Preventable mistakes anesthesiologists can—and do—make include

  • Failing to properly adjust doses of sedating and paralyzing drugs according to a patient’s weight and age
  • Administering too many sedative drugs, which can slow or stop a patient’s breathing and heartbeat
  • Administering too little medication, thereby allowing the patient to regain consciousness or sensation during surgery
  • Closing off a patient’s airway by incorrectly positioning the patient’s head and shoulders
  • Misusing devices such as blood pressure cuffs and blood gas readouts that monitor the patient’s condition while they are under anesthesia
  • Responding too slowly or inappropriately to signs that the patient is in danger

Dosing errors and failures to spot slight changes in a patient’s vital signs as early signs of serious problems cause many of the injuries and deaths people experience while under anesthesia. Since anesthesiologists almost never interact with the patients before they enter the surgical suite, they do not get to know the people they sedate and immobilize. Even the most-thorough chart review cannot provide the safeguards of a true doctor-patient relationship. Because the anesthesiologist is brought in at the last moment, the specialist may not even recognize a mismatch between the name on the chart and the actual person on the gurney.

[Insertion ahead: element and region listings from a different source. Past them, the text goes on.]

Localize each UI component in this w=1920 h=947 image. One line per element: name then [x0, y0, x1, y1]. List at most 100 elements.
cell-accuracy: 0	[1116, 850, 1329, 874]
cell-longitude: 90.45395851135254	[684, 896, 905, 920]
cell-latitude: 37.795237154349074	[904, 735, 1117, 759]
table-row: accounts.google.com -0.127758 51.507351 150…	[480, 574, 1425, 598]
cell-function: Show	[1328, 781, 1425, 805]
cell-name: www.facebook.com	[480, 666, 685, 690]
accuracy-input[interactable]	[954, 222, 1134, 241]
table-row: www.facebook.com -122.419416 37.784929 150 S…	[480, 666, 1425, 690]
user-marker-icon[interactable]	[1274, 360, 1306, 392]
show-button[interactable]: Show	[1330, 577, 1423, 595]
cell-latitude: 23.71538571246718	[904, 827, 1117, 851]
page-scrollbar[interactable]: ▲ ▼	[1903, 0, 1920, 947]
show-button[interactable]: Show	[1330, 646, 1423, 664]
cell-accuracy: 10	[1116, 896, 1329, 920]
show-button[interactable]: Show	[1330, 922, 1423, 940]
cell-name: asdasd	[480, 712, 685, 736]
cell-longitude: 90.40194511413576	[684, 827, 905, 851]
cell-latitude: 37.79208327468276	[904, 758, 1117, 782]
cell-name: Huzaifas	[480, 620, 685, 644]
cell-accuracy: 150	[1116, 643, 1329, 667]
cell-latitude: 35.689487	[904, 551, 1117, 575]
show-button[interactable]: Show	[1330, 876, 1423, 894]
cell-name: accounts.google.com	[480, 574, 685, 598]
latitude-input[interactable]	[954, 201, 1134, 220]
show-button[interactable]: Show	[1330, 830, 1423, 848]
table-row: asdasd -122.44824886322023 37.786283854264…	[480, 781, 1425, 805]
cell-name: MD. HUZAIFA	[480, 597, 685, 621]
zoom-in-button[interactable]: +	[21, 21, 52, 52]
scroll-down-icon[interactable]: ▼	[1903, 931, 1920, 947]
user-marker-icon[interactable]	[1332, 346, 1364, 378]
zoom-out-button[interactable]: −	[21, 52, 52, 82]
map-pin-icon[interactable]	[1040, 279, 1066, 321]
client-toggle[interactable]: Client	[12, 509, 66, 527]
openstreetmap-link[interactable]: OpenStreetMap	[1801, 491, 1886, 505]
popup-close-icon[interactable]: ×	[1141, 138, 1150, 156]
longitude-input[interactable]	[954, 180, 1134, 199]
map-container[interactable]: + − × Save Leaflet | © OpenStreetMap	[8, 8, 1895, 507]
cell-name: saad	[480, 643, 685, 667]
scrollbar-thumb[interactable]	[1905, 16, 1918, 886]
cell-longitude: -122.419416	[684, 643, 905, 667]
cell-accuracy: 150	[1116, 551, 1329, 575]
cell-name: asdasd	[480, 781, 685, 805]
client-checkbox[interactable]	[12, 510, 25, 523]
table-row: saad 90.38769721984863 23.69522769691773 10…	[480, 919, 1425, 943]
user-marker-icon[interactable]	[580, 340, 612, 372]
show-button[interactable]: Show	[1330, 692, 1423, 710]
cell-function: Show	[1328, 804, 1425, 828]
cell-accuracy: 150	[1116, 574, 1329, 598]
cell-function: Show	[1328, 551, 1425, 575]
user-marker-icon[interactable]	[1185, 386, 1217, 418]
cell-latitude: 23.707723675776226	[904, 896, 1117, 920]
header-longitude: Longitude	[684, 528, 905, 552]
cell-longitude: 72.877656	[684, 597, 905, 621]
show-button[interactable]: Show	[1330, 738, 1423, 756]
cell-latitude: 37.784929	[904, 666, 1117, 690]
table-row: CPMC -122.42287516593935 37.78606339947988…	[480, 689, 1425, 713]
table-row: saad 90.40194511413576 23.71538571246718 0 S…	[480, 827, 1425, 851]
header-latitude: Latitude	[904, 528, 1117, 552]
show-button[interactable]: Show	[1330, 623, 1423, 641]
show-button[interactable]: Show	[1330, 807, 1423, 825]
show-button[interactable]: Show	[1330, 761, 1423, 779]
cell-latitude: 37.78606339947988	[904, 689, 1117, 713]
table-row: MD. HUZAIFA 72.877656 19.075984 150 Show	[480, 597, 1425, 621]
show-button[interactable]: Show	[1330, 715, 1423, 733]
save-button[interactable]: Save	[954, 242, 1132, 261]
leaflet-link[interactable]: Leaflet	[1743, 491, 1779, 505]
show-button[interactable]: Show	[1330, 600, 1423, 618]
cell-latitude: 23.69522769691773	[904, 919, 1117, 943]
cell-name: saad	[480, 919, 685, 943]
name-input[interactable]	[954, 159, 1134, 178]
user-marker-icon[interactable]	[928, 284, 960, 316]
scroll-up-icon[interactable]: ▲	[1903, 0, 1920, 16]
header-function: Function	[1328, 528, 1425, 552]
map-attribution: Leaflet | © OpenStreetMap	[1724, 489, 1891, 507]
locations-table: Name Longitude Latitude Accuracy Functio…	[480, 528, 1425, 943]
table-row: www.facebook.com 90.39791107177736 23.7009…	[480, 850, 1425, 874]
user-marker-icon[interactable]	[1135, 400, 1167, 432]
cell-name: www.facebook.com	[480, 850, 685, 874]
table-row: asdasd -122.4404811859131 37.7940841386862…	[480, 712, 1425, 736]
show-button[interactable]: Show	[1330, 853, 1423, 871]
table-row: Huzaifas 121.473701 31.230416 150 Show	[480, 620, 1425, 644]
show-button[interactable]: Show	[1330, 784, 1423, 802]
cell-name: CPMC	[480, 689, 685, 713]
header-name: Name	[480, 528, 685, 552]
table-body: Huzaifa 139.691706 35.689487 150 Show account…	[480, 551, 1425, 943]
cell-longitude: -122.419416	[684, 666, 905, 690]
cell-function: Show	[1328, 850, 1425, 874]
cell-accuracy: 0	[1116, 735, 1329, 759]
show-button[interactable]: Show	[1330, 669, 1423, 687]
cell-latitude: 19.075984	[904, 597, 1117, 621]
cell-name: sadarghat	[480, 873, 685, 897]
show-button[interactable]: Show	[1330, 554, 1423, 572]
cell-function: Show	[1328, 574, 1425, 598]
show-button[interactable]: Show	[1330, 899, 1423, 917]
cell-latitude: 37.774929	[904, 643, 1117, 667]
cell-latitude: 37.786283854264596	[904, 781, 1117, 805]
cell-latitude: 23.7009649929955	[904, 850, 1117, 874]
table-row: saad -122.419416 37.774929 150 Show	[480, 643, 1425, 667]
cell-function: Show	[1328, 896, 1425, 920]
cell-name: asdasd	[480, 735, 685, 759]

Patient’s can do little by themselves to prevent anesthesia errors. The best a patient harmed by such a preventable mistake, or that person’s family, can do is hold the negligent anesthesiologist accountable by filing a medical malpractice lawsuit. The real solution involves anesthesiologists making every effort to ensure that the correct patient receives the correct medications in the proper doses, and that the patient’s health is protected throughout the entire surgery.